The age of onset of T1D cases, with peak age 10-14 years, is consistent with European-origin populations.

Nearly all studies found a female excess of cases. In high-incidence countries, T1D is slightly more common in males[2]. In contrast, as in this review, a female excess is more common in lower-incidence countries[144].

Pancreatic autoantibody rates varied across studies. This could be due to various factors including study group age, duration of diabetes at the time of measurement, assay variations, and diagnostic uncertainty. Most GAD-65 and IA2 autoantibody rates were consistent with European-origin data. Only one study in this review, from Thailand[48] measured ZnT8 autoantibodies. Positivity was high at 54.3% in new-onset cases, with 16% of all new-onset cases having ZnT8 but not GAD-65 or iA2 autoantibodies. A recent study from Japan found that ZnT8 positivity was most common < 10 years[145]. With respect to change in autoantibodies over time, Cheng et al[146] found that in Taiwan, the rate of GAD-65 and/or IA-2 autoantibodies were 89.4% in the first year after diagnosis but fell to 36.7% after nine years.

The rate of DKA at diagnosis in most studies was higher than in high-incidence countries[147]. Usher-Smith et al[147] found that lower-incidence countries generally had higher DKA rates, presumably due to decreased awareness. Less-resourced health systems also had higher DKA rates, and this factor may also be impacting rates in some WPR countries.

T1D HLA associations showed some variation compared to European-origin populations, with also some differences across the region.

T2D

Our review underscores the limited data on T2D in non-European youth from the WPR region, with six studies in indigenous populations conducted in Australia and New Zealand, and single studies from China, Hong Kong, Japan, South Korea and Fiji, as well as one study on emigrant Asian/Pacific youth to the United States.
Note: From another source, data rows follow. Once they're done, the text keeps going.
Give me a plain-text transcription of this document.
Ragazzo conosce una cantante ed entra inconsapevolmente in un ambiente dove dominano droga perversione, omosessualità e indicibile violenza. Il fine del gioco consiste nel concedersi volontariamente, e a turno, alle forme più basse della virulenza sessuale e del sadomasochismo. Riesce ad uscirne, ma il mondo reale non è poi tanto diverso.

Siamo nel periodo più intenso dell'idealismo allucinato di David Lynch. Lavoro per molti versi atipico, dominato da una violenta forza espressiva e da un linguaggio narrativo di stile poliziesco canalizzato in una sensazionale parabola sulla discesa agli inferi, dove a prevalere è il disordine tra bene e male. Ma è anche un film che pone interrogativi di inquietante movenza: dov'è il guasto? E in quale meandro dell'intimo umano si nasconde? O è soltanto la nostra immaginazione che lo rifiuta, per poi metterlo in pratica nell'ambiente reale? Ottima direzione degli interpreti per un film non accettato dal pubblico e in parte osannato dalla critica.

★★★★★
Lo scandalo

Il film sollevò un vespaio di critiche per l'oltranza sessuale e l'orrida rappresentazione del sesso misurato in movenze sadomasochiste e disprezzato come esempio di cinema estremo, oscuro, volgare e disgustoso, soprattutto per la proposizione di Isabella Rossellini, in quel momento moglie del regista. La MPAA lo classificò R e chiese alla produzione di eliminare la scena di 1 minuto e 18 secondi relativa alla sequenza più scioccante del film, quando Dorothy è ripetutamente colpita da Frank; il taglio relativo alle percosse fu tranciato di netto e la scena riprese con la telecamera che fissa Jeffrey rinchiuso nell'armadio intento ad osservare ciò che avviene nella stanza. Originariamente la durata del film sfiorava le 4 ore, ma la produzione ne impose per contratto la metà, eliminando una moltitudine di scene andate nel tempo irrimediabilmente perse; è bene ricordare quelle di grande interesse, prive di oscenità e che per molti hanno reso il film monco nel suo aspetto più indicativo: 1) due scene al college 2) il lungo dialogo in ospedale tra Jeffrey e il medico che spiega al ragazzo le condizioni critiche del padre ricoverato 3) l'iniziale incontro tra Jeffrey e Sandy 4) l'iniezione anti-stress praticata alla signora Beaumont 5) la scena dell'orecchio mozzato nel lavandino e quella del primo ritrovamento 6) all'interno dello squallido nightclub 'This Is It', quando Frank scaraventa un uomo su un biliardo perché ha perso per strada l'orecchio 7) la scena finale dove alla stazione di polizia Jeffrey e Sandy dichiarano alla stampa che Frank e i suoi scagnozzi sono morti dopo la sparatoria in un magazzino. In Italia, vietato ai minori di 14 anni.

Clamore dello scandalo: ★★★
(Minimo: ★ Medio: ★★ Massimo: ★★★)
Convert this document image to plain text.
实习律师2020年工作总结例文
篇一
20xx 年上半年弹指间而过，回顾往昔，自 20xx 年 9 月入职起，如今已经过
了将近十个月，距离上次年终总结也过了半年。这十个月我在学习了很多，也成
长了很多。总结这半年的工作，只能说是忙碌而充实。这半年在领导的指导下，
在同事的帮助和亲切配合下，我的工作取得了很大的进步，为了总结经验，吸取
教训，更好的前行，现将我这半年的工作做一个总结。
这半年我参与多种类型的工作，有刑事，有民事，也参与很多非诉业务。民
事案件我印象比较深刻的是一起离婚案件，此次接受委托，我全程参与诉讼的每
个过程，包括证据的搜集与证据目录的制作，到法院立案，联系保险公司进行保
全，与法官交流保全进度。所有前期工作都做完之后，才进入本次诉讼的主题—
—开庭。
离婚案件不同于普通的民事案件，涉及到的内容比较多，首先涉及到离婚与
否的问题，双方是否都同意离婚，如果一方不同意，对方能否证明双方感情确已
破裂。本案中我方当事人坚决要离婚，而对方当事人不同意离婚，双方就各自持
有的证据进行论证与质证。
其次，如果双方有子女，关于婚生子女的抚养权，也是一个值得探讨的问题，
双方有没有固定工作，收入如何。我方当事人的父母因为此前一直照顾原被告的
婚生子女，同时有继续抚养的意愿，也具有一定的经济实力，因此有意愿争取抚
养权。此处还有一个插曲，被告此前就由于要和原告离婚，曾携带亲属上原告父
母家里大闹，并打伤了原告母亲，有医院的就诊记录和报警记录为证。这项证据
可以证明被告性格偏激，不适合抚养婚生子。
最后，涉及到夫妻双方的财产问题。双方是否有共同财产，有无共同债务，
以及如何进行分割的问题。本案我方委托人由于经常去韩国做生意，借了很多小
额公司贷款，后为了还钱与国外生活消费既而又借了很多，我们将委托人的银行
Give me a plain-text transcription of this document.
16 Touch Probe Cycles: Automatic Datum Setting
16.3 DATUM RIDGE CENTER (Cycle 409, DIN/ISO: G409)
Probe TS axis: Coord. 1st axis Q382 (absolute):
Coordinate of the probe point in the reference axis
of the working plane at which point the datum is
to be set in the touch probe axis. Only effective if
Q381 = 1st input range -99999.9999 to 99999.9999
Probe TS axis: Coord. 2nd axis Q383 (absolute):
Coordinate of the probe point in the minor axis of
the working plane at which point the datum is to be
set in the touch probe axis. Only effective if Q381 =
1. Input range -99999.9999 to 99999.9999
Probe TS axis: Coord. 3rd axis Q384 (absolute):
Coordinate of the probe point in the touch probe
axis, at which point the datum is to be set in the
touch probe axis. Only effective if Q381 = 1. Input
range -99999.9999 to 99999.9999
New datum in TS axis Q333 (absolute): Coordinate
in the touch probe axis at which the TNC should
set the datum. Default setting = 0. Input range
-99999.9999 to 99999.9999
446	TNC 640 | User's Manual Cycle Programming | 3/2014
However, a clear finding is that T2D incidence exceeded the T1D rates in some countries, and unlike T1D were comparable to rates in European-origin populations. For instance, the incidence of T2D, detected by urine-glucose screening at schools in Tokyo, was higher compared with that of T1D (2.5-3.0/100000/year vs 2-2.5/100000/year, particularly among junior high school children aged 13-15 years (6.5/100000/year)[148]. On the other hand, the incidence of T2D in school children was increasing during 1975-1982, but there was decreased tendency in recent years. Lifestyle changes might contribute to improved incidence of T2D in Japanese school children. In contrast to this, the most recent data from South Korea[149], China[75] and Hong Kong[22,76] showed that incidence was increasing sharply.

While not addressed in detail in this review, several studies noted the phenotypic heterogeneity of T2D when compared to European-origin populations. While obesity or morbid obesity are a predominant feature in European origin youth with T2D, in Japan, for example, 10%-15% of youth with T2D are non-obese, with milder insulin resistance and substantial insulin secretion failure, in the absence of autoimmunity[148]. The genetic background likely plays a role[148], although more HLA and non-HLA genetic data are needed to further explore and support this hypothesis.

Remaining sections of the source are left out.